Modus Nominee dan Nikah WNA di Bali, DPR Minta Tanah Ditarik
DENPASAR, PODIUMNEWS.com - Praktik penyelundupan hukum dalam kepemilikan properti oleh Warga Negara Asing (WNA) di Bali dilaporkan semakin marak. Anggota Komisi II DPR RI, Taufan Pawe, secara spesifik menyoroti modus yang dianggap 'mengakali' undang-undang pertanahan, yakni melalui skema nominee (pencatutan nama warga lokal) dan bahkan dengan menikahi masyarakat setempat.
Menurut Taufan Pawe, fenomena ini menyebabkan tanah yang sejatinya dikuasai pihak asing tampak seolah-olah dimiliki oleh Warga Negara Indonesia (WNI), merugikan kepastian hukum dan keadilan agraria bagi masyarakat lokal.
“Tidak sedikit perilaku orang asing ‘memperistrikan orang Bali’ atau memakai orang lain untuk mewakili kepemilikannya,” ujar Taufan Pawe dalam agenda Kunjungan Kerja Spesifik Komisi II di Denpasar, Bali, pada Jumat (21/11/2025).
Politisi Fraksi Partai Golkar tersebut menegaskan bahwa penyerobotan ruang kepemilikan tanah oleh pihak asing melalui celah hukum ini makin masif. Hal ini terjadi lantaran WNA tidak dapat memiliki tanah secara langsung (hak milik), sehingga mereka memanfaatkan status WNI dari pasangan atau orang yang dicatut namanya sebagai kedok.

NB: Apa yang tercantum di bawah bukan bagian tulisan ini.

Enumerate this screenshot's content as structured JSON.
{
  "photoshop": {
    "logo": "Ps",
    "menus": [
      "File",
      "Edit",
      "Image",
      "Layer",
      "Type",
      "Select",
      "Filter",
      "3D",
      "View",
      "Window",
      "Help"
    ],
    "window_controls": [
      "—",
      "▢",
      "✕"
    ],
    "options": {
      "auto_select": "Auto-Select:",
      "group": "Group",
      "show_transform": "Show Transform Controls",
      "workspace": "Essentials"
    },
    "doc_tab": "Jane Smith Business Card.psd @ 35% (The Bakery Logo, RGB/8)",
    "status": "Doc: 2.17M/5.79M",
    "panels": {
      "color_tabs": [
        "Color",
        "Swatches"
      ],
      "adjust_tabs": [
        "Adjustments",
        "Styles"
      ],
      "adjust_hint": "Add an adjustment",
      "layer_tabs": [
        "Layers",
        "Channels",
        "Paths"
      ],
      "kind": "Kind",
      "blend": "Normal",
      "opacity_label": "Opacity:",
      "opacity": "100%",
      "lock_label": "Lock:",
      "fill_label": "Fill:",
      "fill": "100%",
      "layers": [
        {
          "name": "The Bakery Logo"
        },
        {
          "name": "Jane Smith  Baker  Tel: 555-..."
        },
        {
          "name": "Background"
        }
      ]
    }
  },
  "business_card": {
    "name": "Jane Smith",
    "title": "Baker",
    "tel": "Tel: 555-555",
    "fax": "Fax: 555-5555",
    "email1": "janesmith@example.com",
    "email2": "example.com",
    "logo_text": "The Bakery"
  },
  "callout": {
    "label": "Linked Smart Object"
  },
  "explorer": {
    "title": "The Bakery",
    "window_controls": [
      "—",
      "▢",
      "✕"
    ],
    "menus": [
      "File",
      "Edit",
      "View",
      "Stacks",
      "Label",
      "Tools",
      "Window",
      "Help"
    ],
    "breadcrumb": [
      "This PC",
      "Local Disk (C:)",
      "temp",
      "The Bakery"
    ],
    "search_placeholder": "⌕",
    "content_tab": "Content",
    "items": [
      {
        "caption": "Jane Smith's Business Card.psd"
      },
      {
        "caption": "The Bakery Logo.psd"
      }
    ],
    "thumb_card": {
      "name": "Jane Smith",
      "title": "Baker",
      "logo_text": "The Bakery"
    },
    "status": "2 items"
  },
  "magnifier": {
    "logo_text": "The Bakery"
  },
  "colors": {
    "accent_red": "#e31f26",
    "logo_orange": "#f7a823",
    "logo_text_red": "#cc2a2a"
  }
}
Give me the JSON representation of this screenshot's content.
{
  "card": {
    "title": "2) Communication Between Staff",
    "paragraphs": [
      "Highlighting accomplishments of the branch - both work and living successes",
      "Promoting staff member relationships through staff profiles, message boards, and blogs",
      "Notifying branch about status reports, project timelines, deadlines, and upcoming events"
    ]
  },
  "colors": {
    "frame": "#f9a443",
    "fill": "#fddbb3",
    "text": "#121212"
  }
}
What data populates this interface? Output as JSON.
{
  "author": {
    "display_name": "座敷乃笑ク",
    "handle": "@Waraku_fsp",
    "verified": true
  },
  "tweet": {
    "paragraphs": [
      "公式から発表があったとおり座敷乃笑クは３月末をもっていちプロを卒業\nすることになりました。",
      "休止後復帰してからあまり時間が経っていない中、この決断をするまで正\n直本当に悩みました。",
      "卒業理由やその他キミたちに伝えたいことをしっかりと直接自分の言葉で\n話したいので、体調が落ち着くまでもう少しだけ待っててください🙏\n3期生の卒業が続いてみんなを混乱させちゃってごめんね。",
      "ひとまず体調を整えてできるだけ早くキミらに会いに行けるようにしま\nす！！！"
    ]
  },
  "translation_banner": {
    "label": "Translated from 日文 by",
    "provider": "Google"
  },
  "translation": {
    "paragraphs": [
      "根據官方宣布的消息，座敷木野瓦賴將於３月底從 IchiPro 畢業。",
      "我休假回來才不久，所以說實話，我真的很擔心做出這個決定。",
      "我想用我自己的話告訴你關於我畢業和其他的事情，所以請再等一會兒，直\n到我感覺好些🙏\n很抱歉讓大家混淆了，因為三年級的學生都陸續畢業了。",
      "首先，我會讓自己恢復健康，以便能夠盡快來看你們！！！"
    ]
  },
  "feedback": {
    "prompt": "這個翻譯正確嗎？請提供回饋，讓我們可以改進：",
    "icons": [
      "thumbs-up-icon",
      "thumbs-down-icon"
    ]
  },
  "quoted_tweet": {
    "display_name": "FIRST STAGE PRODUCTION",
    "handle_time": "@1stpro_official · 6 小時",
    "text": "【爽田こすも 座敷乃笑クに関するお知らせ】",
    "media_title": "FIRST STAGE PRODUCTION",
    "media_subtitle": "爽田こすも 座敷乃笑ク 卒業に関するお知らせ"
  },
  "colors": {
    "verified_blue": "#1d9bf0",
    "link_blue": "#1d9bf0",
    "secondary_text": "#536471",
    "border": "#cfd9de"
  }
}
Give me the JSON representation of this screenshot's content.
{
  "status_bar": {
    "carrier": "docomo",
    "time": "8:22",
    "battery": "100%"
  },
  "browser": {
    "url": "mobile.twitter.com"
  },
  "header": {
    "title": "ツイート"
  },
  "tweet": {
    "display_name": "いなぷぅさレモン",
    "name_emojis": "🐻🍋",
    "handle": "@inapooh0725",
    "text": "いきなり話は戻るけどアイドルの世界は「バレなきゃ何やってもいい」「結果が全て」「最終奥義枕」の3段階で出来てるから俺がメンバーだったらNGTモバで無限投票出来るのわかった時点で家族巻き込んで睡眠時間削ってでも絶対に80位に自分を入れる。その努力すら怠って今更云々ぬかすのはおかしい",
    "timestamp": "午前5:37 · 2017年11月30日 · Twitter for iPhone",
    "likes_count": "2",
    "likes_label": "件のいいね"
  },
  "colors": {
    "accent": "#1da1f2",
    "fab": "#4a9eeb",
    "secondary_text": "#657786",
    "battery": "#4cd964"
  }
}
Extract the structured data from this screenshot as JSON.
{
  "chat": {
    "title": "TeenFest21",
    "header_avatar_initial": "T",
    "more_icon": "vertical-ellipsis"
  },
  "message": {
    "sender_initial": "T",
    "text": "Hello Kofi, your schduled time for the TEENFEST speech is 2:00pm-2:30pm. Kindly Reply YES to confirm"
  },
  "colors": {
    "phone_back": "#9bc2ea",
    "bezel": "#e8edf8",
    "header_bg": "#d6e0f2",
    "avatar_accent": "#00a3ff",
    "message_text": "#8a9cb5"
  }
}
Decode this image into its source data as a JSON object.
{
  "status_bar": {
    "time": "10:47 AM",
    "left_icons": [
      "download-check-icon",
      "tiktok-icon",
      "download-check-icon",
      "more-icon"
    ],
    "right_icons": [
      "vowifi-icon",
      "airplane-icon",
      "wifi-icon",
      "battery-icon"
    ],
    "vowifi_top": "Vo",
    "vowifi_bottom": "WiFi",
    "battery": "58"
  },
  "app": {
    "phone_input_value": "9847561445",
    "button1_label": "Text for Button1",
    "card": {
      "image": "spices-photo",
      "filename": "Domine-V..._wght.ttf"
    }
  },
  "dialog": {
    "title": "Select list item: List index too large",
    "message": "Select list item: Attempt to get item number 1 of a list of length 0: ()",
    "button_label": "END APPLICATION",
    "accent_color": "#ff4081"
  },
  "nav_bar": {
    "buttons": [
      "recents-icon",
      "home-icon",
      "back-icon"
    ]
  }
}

Desak Regulasi Ketat dan Ancaman Penarikan Tanah
Menyikapi temuan ini, Taufan Pawe mendesak Kementerian Agraria dan Tata Ruang/Badan Pertanahan Nasional (ATR/BPN) untuk segera menyusun formulasi regulasi yang kuat dan ketat. Tujuannya adalah menutup celah hukum yang selama ini dimanfaatkan WNA.
“Jangan ada kamuflase bahwa tanah itu milik warga negara asing tapi memakai nama orang lain. Ini harus dihentikan,” tegasnya.
Taufan Pawe menekankan perlunya fungsi pelayanan agraria di bidang pertanahan untuk bekerja lebih selektif dalam mencegah praktik penyelundupan hukum. Ia menambahkan bahwa Komisi II DPR akan terus mendorong pembenahan regulasi pertanahan untuk memastikan keadilan dan kepastian hukum bagi masyarakat Bali.
Mengenai status tanah-tanah yang telah terlanjur dikuasai asing melalui modus ini, Taufan Pawe menilai penarikan kembali (restitusi) tetap dimungkinkan. “Semuanya bisa saja, kenapa tidak? Kita ini negara hukum. Ini fenomena bahwa sistem hukum pertanahan kita memang dari waktu ke waktu harus dibenahi,” tutupnya.